Background: The clinical utility of polygenic risk scores (PRS) for CAD has not yet been established. We investigated the ability of a CAD PRS to potentially guide statin initiation after accounting for age and clinical risk. Methods: We performed a prospective cohort study in the UK Biobank that included all individuals without a history of CAD and who were not on lipid-lowering therapy. The CAD PRS was comprised of 241 genome-wide significant SNPs. Genetic risk categories were defined as low (bottom 20%), intermediate, and high (top 20%). HRs were calculated as a function of age. Next, 10-year ASCVD risk score was used to classify individuals as low, borderline, intermediate, or high risk. Each ASCVD risk group was further stratified by genetic risk to determine whether genetics could reclassify individuals to help guide decisions regarding statin initiation with more precision. ASCVD events were defined as incident clinical CAD (including MI), stroke, or CV death. Results: The 333,245 patients included in this study were ages 40-74 years (avg 57) and 57% were female.
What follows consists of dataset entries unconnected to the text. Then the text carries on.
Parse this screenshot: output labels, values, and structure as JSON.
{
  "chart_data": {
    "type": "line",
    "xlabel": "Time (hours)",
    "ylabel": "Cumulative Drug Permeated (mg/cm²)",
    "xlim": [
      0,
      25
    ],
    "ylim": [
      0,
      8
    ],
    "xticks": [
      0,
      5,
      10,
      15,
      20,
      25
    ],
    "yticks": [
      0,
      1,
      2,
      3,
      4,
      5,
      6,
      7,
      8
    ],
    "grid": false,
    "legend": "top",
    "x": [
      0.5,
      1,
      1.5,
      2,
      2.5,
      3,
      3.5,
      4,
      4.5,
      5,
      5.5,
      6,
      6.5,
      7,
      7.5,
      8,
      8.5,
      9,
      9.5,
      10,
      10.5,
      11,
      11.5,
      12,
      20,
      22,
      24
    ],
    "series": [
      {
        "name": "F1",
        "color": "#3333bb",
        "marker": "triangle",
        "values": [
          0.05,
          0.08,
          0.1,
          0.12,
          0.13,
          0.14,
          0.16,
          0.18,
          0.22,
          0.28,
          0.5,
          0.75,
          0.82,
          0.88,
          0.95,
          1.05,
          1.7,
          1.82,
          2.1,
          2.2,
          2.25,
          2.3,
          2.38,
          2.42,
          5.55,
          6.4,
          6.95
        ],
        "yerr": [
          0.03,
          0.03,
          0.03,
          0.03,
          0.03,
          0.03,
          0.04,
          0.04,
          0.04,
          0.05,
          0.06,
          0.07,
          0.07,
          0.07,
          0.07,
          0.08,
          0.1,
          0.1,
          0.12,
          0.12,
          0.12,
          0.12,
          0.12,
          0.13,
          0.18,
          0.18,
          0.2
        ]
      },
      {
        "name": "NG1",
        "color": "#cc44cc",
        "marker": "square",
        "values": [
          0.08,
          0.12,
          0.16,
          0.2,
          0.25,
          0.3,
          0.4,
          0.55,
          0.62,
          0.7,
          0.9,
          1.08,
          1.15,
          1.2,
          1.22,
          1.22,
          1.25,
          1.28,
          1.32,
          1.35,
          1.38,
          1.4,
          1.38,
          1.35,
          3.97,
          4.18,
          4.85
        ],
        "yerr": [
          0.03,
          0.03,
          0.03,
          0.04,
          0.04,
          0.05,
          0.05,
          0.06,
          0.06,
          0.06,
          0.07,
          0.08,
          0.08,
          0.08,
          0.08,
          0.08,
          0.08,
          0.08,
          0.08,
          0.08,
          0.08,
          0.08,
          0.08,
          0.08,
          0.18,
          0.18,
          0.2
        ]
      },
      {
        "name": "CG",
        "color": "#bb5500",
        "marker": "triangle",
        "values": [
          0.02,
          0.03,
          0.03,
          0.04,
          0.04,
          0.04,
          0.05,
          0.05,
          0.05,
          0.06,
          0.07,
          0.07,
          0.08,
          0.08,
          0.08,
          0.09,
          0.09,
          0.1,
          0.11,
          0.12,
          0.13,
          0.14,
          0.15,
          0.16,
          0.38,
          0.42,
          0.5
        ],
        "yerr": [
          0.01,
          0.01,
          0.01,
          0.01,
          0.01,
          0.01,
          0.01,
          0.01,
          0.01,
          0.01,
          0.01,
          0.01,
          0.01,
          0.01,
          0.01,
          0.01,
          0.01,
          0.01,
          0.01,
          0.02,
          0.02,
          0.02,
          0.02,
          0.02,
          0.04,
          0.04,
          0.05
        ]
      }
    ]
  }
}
Over the 10-yr follow-up, there were 4,552 MIs. The CAD PRS significantly predicted MI in all age groups but had significantly stronger risk prediction at younger ages (p-int <0.001) ( Figure, A ). This gradient of risk was especially pronounced under 50 years of age, where those with high PRS approached a 6-fold increased risk of MI compared with those in the low PRS category. When CAD PRS testing was added to the 71,534 patients <50 years old, 20% of borderline risk patients were reclassified into intermediate risk, warranting initiation of statin therapy to reduce LDL-C, and 20% of borderline and intermediate risk patients were reclassified as low risk, thus not warranting therapy ( Figure, B ). Conclusion: The predictive ability of a CAD PRS is especially strong in individuals under the age of 50 and can be used to identify more precisely who should be initiated on statin therapy.